No fue Iván Redondo quien autorizó la aventura murciana y lanzó a Gabilondo a un choque frontal con Ayuso sobre fascismos y comunismos. La decisión de traer a España clandestinamente al líder del Polisario y abrir una peligrosa crisis con Marruecos (tras una sucesión de desconsideraciones a la relación con ese país inspiradas en su día por el flamante ministro de Exteriores) se tomó en Moncloa. En Moncloa se decidieron los indultos, así como la confrontación sistemática con el Poder Judicial; el pobre Campo se limitó a inmolar por tan dudosa causa su prestigio como jurista. Las sucesivas desescaladas y sus consiguientes oleadas (vamos por la quinta) respondieron siempre más a las urgencias políticas del jefe que a la razón sanitaria. Y el romance con ERC —cueste lo que cueste y nos cueste lo que nos cueste— es un designio personal de Sánchez.

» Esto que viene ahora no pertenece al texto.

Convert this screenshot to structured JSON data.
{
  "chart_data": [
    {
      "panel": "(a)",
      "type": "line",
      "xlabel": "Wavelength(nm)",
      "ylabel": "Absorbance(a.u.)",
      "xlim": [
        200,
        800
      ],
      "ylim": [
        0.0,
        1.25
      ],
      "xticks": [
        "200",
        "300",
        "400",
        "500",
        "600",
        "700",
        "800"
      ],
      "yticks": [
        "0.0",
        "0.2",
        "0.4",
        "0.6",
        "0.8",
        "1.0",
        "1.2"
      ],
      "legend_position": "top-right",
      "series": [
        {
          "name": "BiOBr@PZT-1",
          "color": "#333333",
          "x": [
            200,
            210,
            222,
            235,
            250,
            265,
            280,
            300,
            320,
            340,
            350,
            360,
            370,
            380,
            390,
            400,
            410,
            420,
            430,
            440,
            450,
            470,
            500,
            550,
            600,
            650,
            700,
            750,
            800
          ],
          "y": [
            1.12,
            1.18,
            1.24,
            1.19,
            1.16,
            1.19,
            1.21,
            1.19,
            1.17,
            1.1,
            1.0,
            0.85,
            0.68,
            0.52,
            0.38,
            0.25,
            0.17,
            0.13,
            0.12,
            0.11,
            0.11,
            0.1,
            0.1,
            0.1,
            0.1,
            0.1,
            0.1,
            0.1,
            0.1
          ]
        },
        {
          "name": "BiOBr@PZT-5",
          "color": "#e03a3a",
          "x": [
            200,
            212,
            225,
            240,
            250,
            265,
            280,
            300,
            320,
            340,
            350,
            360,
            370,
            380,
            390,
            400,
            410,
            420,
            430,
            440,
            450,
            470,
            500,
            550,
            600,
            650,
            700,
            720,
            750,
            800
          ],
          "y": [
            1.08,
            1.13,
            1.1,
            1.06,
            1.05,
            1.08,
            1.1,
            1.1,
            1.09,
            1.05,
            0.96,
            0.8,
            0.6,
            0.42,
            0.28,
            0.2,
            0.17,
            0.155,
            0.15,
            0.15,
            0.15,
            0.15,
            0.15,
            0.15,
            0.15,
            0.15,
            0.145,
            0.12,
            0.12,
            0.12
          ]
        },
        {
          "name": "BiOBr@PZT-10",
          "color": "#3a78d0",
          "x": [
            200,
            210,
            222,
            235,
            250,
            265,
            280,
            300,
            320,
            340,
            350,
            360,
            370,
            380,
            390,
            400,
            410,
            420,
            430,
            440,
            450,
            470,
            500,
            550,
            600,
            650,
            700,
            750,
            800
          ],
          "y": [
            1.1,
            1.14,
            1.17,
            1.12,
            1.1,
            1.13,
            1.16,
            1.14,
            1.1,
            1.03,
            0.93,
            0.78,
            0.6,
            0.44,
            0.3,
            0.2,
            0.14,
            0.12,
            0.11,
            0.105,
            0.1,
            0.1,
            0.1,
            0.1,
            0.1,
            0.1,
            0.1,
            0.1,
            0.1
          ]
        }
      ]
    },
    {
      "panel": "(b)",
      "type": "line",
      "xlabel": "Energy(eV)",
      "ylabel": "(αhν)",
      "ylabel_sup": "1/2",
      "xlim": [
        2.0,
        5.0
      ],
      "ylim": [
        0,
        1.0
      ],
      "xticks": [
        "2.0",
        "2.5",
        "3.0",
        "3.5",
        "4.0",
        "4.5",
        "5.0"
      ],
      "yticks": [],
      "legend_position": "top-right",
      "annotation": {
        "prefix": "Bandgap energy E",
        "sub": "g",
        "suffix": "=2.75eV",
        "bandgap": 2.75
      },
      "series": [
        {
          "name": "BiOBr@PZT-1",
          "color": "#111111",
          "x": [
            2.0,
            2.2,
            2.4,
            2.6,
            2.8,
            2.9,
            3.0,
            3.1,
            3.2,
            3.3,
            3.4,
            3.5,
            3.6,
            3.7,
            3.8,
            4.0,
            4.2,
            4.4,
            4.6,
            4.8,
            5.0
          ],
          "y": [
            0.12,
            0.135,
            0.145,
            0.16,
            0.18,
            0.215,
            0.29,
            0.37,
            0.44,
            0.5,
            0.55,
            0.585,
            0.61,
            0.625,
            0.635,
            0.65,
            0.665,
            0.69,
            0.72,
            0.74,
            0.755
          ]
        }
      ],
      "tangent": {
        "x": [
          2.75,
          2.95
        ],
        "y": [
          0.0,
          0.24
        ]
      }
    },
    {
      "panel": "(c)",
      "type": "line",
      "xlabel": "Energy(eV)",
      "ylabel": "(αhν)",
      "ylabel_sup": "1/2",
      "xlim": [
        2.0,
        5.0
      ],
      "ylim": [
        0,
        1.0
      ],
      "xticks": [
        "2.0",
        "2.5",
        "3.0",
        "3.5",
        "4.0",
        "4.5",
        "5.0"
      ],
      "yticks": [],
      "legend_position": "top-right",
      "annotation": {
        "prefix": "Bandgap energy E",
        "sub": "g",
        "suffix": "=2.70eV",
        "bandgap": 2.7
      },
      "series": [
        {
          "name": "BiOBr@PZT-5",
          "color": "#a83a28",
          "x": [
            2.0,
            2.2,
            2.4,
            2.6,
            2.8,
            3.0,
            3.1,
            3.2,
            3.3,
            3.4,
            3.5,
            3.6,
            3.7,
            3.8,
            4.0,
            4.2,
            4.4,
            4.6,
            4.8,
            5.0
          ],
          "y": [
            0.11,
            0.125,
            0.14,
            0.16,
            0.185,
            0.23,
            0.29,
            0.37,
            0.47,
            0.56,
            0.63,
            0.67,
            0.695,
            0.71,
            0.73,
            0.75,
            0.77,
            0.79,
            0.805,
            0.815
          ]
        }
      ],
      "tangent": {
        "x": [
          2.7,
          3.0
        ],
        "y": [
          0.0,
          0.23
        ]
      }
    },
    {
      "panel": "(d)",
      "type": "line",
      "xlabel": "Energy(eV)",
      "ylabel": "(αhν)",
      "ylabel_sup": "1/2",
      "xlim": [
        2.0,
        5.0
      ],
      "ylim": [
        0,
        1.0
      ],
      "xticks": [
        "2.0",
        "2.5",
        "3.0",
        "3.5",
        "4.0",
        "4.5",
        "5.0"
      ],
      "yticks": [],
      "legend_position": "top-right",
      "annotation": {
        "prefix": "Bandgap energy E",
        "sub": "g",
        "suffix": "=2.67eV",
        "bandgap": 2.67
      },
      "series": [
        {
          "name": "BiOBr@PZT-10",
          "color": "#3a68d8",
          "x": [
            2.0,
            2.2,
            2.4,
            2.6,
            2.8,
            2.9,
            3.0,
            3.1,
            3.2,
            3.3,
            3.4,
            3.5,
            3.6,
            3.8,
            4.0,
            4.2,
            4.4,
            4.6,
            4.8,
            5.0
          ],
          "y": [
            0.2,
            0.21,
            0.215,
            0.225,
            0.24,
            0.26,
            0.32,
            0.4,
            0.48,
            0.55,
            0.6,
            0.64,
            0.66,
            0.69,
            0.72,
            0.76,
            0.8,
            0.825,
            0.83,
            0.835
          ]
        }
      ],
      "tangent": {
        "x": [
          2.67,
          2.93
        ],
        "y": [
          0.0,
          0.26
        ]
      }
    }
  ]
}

«Estamos ante un caso de progeria política que no se cura con bailes en los ministerios»
El modelo sanchista conduce inexorablemente a la personalización paroxística del poder y a la polarización como principio estratégico esencial. Es eso lo que hace que sus gobiernos envejezcan más prematuramente que cualquier otro que descansara sobre bases más racionales. Estamos ante un caso de progeria política que no se cura con bailes en los ministerios.
No es anomalía menor que, en una remodelación que se lleva por delante a una vicepresidenta y a un puñado de ministros que supuestamente gozaban de la máxima confianza del presidente, la gran noticia política sea el cese del director del Gabinete: teóricamente, un órgano de asistencia de segundo nivel y, en la práctica reciente, una célula de concentración exorbitante de poder fuera de todo control democrático. Una derivación saludable de esta purga será la reasignación a sus espacios naturales de gestión del emporio político acumulado por Redondo.
Tampoco es habitual que todos los intérpretes y analistas traten como categoría de esta crisis a los que salen del Gobierno, dejando en anécdota a los que entran. Tienen razón, es mucho más trascendente defenestrar a Ábalos que traer a Madrid a la alcaldesa de Gavá y cargarse a Redondo que rehabilitar a Óscar López; pero a la vez, es un síntoma que corrobora la inanidad de una crisis de Gobierno que tiene mucho más de ajuste de cuentas con el pasado reciente que de promesa de un futuro distinto, y que no impedirá que el Gobierno permanezca en crisis. Calculo que para el otoño ya se habrá hecho viejo.